According to the path establishing sequence performed in a conventional GMPLS network as is illustrated in FIG. 17, paths along route (1) connecting the transmission apparatuses #1-#4 in this order are established as the active channel route, and paths along route (2) connecting the transmission apparatuses #1, #5, #6, and #4 in this order are established as the standby channel route. In this case, bands of the paths forming route (2) may be exclusively reserved despite that fact that the paths of route (2) may not actually be used. In this respect, a method is proposed for establishing only route (1) and not establishing route (2) to realize efficient use of band resources. In this case, when failure occurs between the transmission apparatuses #3 and #4, for example, the transmission apparatus #3 transmits a warning message to the transmission apparatus #1 corresponding to the ingress transmission apparatus of route (1). Upon receiving the warning message, the transmission apparatus #1 executes signaling by performing route calculation once again to obtain a detour route so that traffic may be transmitted via route (2). However, in this case, the standby channel route may not always be secured; that is, another path may already be established using the band resources of the paths for forming route (2) in which case the desired transmission operations cannot be performed.

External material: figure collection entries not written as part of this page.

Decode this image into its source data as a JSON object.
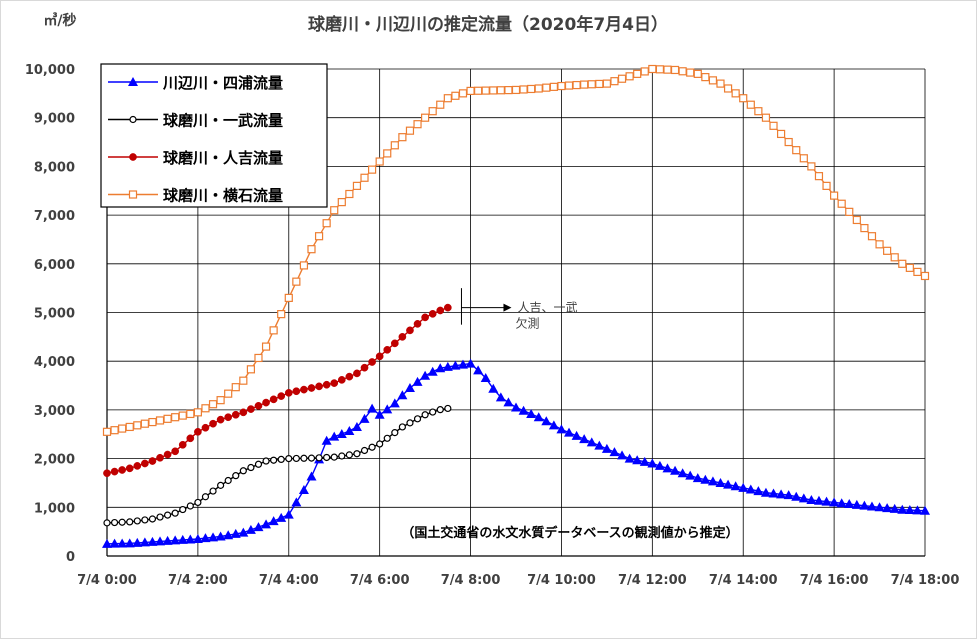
{
  "chart_data": {
    "type": "line",
    "title": "球磨川・川辺川の推定流量（2020年7月4日）",
    "unit_label": "㎥/秒",
    "ylim": [
      0,
      10000
    ],
    "yticks": [
      0,
      1000,
      2000,
      3000,
      4000,
      5000,
      6000,
      7000,
      8000,
      9000,
      10000
    ],
    "ytick_labels": [
      "0",
      "1,000",
      "2,000",
      "3,000",
      "4,000",
      "5,000",
      "6,000",
      "7,000",
      "8,000",
      "9,000",
      "10,000"
    ],
    "xlim_hours": [
      0,
      18
    ],
    "xticks": [
      0,
      2,
      4,
      6,
      8,
      10,
      12,
      14,
      16,
      18
    ],
    "xtick_labels": [
      "7/4 0:00",
      "7/4 2:00",
      "7/4 4:00",
      "7/4 6:00",
      "7/4 8:00",
      "7/4 10:00",
      "7/4 12:00",
      "7/4 14:00",
      "7/4 16:00",
      "7/4 18:00"
    ],
    "grid": true,
    "legend_position": "top-left",
    "note": "（国土交通省の水文水質データベースの観測値から推定）",
    "annotation": {
      "line1": "人吉、一武",
      "line2": "欠測",
      "time": 7.8
    },
    "series": [
      {
        "name": "川辺川・四浦流量",
        "color": "#0000ff",
        "marker": "triangle",
        "points": [
          [
            0,
            250
          ],
          [
            0.5,
            260
          ],
          [
            1,
            290
          ],
          [
            1.5,
            320
          ],
          [
            2,
            350
          ],
          [
            2.5,
            400
          ],
          [
            3,
            480
          ],
          [
            3.5,
            650
          ],
          [
            4,
            850
          ],
          [
            4.3,
            1300
          ],
          [
            4.6,
            1800
          ],
          [
            4.8,
            2350
          ],
          [
            5,
            2450
          ],
          [
            5.3,
            2550
          ],
          [
            5.6,
            2700
          ],
          [
            5.8,
            3050
          ],
          [
            6,
            2900
          ],
          [
            6.3,
            3100
          ],
          [
            6.6,
            3400
          ],
          [
            7,
            3700
          ],
          [
            7.3,
            3850
          ],
          [
            7.6,
            3900
          ],
          [
            8,
            3950
          ],
          [
            8.3,
            3700
          ],
          [
            8.6,
            3300
          ],
          [
            9,
            3050
          ],
          [
            9.5,
            2850
          ],
          [
            10,
            2600
          ],
          [
            10.5,
            2400
          ],
          [
            11,
            2200
          ],
          [
            11.5,
            2000
          ],
          [
            12,
            1900
          ],
          [
            12.5,
            1750
          ],
          [
            13,
            1600
          ],
          [
            13.5,
            1500
          ],
          [
            14,
            1400
          ],
          [
            14.5,
            1300
          ],
          [
            15,
            1250
          ],
          [
            15.5,
            1150
          ],
          [
            16,
            1100
          ],
          [
            16.5,
            1050
          ],
          [
            17,
            1000
          ],
          [
            17.5,
            950
          ],
          [
            18,
            930
          ]
        ]
      },
      {
        "name": "球磨川・一武流量",
        "color": "#000000",
        "marker": "open-circle",
        "points": [
          [
            0,
            680
          ],
          [
            0.5,
            700
          ],
          [
            1,
            760
          ],
          [
            1.5,
            880
          ],
          [
            2,
            1100
          ],
          [
            2.5,
            1450
          ],
          [
            3,
            1750
          ],
          [
            3.5,
            1950
          ],
          [
            4,
            2000
          ],
          [
            4.5,
            2010
          ],
          [
            5,
            2030
          ],
          [
            5.5,
            2100
          ],
          [
            6,
            2300
          ],
          [
            6.5,
            2650
          ],
          [
            7,
            2900
          ],
          [
            7.3,
            3000
          ],
          [
            7.5,
            3030
          ]
        ]
      },
      {
        "name": "球磨川・人吉流量",
        "color": "#c00000",
        "marker": "filled-circle",
        "points": [
          [
            0,
            1700
          ],
          [
            0.5,
            1800
          ],
          [
            1,
            1950
          ],
          [
            1.5,
            2150
          ],
          [
            2,
            2550
          ],
          [
            2.5,
            2800
          ],
          [
            3,
            2950
          ],
          [
            3.5,
            3150
          ],
          [
            4,
            3350
          ],
          [
            4.5,
            3450
          ],
          [
            5,
            3550
          ],
          [
            5.5,
            3750
          ],
          [
            6,
            4100
          ],
          [
            6.5,
            4500
          ],
          [
            7,
            4900
          ],
          [
            7.3,
            5030
          ],
          [
            7.5,
            5100
          ]
        ]
      },
      {
        "name": "球磨川・横石流量",
        "color": "#ed7d31",
        "marker": "open-square",
        "points": [
          [
            0,
            2550
          ],
          [
            0.5,
            2650
          ],
          [
            1,
            2750
          ],
          [
            1.5,
            2850
          ],
          [
            2,
            2950
          ],
          [
            2.5,
            3200
          ],
          [
            3,
            3600
          ],
          [
            3.5,
            4300
          ],
          [
            4,
            5300
          ],
          [
            4.5,
            6300
          ],
          [
            5,
            7100
          ],
          [
            5.5,
            7600
          ],
          [
            6,
            8100
          ],
          [
            6.5,
            8600
          ],
          [
            7,
            9000
          ],
          [
            7.5,
            9400
          ],
          [
            8,
            9550
          ],
          [
            8.5,
            9560
          ],
          [
            9,
            9570
          ],
          [
            9.5,
            9600
          ],
          [
            10,
            9650
          ],
          [
            10.5,
            9680
          ],
          [
            11,
            9700
          ],
          [
            11.5,
            9850
          ],
          [
            12,
            10000
          ],
          [
            12.5,
            9980
          ],
          [
            13,
            9900
          ],
          [
            13.5,
            9700
          ],
          [
            14,
            9400
          ],
          [
            14.5,
            9000
          ],
          [
            15,
            8500
          ],
          [
            15.5,
            8000
          ],
          [
            16,
            7400
          ],
          [
            16.5,
            6900
          ],
          [
            17,
            6400
          ],
          [
            17.5,
            6000
          ],
          [
            18,
            5750
          ]
        ]
      }
    ]
  }
}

Also, time may be required for performing the detour route recalculation processes and the signaling processes.
The technique disclosed in Japanese Laid-Open Patent Publication No. 10-303932 involves pre-reserving bands for a predetermined time period (bidding time period) and then actually reserving the bands after the predetermined time period elapses. This technique is similar to the above-described technique for reserving the bands to be used by an active channel route of a GMPLS network and securing the bands upon determining the active channel route as opposed to a technique for reducing unnecessary reservation of bands to be used by a standby channel route.